If an investment asset is sold for a profit, a capital gain is realised. Tax laws require you to report all capital gains and include the gains in your income to be taxed. Capital gains are divided into long-term gains and short-term gains. Each type is taxed at a different rate.
According to the Internal Revenue Service, any asset you sell for a profit results in a reportable capital gains. Capital gains are most often associated with investments such as stock or real estate. However, if you sell another asset such as a car or piece of antique furniture for more than you paid for it, the resulting capital gain must be reported and the tax on the gain paid.
Long vs. Short Term
A long-term capital gain comes from an asset owned for more than one year. If the asset was owned for one year or less, the resulting gain is a short-term gain.
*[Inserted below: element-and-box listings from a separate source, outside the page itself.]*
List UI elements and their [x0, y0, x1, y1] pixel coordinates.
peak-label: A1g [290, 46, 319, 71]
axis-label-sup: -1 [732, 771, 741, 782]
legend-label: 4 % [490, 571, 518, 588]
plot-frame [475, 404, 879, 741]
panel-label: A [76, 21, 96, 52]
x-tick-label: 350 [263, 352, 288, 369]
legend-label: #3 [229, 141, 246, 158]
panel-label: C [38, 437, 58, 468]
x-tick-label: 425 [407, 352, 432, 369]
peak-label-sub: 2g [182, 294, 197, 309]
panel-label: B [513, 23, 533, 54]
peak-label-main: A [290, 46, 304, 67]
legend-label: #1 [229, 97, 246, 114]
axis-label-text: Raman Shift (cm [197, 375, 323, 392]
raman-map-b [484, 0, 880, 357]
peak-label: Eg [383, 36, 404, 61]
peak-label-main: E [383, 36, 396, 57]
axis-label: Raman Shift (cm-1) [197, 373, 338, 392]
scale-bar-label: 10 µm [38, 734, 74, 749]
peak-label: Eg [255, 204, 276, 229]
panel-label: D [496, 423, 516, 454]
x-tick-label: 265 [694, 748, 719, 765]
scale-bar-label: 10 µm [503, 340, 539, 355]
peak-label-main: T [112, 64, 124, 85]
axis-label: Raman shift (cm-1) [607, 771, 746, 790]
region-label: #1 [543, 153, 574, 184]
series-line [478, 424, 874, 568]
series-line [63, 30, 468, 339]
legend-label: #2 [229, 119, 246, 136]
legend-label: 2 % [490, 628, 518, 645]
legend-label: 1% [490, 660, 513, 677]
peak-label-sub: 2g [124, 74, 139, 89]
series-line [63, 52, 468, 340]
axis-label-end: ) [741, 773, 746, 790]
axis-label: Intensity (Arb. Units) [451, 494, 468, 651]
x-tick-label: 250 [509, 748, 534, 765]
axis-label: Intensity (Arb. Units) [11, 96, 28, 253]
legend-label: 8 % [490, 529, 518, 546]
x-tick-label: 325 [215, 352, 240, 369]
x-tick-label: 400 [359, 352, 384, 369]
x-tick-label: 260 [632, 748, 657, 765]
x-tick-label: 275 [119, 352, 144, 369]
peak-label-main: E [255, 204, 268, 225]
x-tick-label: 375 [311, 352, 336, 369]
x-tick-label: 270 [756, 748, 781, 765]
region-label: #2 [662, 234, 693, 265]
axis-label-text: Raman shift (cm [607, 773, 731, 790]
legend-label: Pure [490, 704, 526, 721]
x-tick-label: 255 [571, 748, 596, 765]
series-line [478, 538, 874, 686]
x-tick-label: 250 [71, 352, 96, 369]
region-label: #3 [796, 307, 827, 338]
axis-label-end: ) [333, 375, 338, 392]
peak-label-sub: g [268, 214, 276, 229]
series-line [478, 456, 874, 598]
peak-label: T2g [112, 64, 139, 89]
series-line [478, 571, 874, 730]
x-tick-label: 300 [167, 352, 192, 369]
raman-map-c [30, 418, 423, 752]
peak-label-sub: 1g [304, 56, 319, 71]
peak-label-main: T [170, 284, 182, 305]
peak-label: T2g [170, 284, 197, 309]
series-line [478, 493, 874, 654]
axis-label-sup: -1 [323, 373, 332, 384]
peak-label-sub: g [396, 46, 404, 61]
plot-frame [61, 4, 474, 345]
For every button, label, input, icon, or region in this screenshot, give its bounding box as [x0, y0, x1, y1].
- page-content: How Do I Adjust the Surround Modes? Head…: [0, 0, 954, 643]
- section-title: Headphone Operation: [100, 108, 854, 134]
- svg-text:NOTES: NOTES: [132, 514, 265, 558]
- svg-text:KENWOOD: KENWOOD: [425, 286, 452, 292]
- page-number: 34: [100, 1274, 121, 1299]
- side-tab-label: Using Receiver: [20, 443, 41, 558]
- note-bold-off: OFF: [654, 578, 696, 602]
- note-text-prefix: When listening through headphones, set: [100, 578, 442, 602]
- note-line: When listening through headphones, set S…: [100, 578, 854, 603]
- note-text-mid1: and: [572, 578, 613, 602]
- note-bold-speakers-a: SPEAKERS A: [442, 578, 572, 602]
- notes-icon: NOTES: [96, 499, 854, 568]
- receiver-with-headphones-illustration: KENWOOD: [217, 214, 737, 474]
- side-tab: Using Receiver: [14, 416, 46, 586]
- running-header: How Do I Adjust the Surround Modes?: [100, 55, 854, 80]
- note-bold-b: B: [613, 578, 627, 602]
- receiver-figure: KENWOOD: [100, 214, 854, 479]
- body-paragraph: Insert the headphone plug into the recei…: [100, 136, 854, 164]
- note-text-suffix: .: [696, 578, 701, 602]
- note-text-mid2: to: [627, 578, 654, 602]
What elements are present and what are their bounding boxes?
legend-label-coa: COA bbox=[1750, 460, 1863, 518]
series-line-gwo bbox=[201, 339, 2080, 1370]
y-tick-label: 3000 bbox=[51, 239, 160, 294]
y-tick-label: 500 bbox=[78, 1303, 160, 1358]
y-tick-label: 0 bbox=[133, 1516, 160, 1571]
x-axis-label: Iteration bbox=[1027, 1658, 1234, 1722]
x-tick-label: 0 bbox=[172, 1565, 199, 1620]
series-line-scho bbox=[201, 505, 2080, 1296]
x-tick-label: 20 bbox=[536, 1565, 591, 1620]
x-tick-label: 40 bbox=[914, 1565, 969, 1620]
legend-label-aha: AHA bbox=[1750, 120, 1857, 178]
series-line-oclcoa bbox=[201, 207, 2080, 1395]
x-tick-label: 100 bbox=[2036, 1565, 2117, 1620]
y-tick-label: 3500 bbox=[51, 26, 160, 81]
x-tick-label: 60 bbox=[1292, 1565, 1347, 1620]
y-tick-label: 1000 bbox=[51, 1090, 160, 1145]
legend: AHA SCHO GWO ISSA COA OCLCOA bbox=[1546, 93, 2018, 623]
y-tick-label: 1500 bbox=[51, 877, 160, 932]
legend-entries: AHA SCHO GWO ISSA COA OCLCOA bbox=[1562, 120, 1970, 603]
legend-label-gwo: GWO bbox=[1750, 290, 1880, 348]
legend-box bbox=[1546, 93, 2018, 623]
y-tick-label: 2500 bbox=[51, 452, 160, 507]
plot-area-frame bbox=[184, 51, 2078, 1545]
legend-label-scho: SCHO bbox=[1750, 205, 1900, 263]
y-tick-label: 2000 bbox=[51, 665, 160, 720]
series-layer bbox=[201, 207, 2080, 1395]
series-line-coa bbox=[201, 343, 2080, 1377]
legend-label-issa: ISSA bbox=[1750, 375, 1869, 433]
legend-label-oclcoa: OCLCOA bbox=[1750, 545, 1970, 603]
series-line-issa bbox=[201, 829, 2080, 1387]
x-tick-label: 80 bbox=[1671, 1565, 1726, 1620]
The time an asset is owned is measured from the date it was purchased until the date the asset was sold. Capital gains are only realised if an asset is sold. As long as an investment remains in your possession or portfolio, no capital gain has been realised.
Losses from the sale of assets held for investment can be used to reduce the taxes from capital gains. Capital losses are divided into short-term and long-term losses using the same time criteria for gains. When reporting losses for tax purposes, short-term losses are first used to offset short-term capital gains and long-term losses are used against long-term gains. Excess losses can be used against the other type of gain or other income.
Short-term capital gains are taxed at the tax payer's marginal tax bracket. At the time of publication, income tax brackets ranged from 10 per cent to 35 per cent. Short-term gains will be taxed at an individual's highest tax bracket. Long-term capital gains are taxed at lower rates. If the taxpayer's marginal tax bracket is 15 per cent or less, the long-term gain tax rate is 0 per cent. For tax brackets of 25 per cent and higher, the long-term capital gain tax rate is 15 per cent.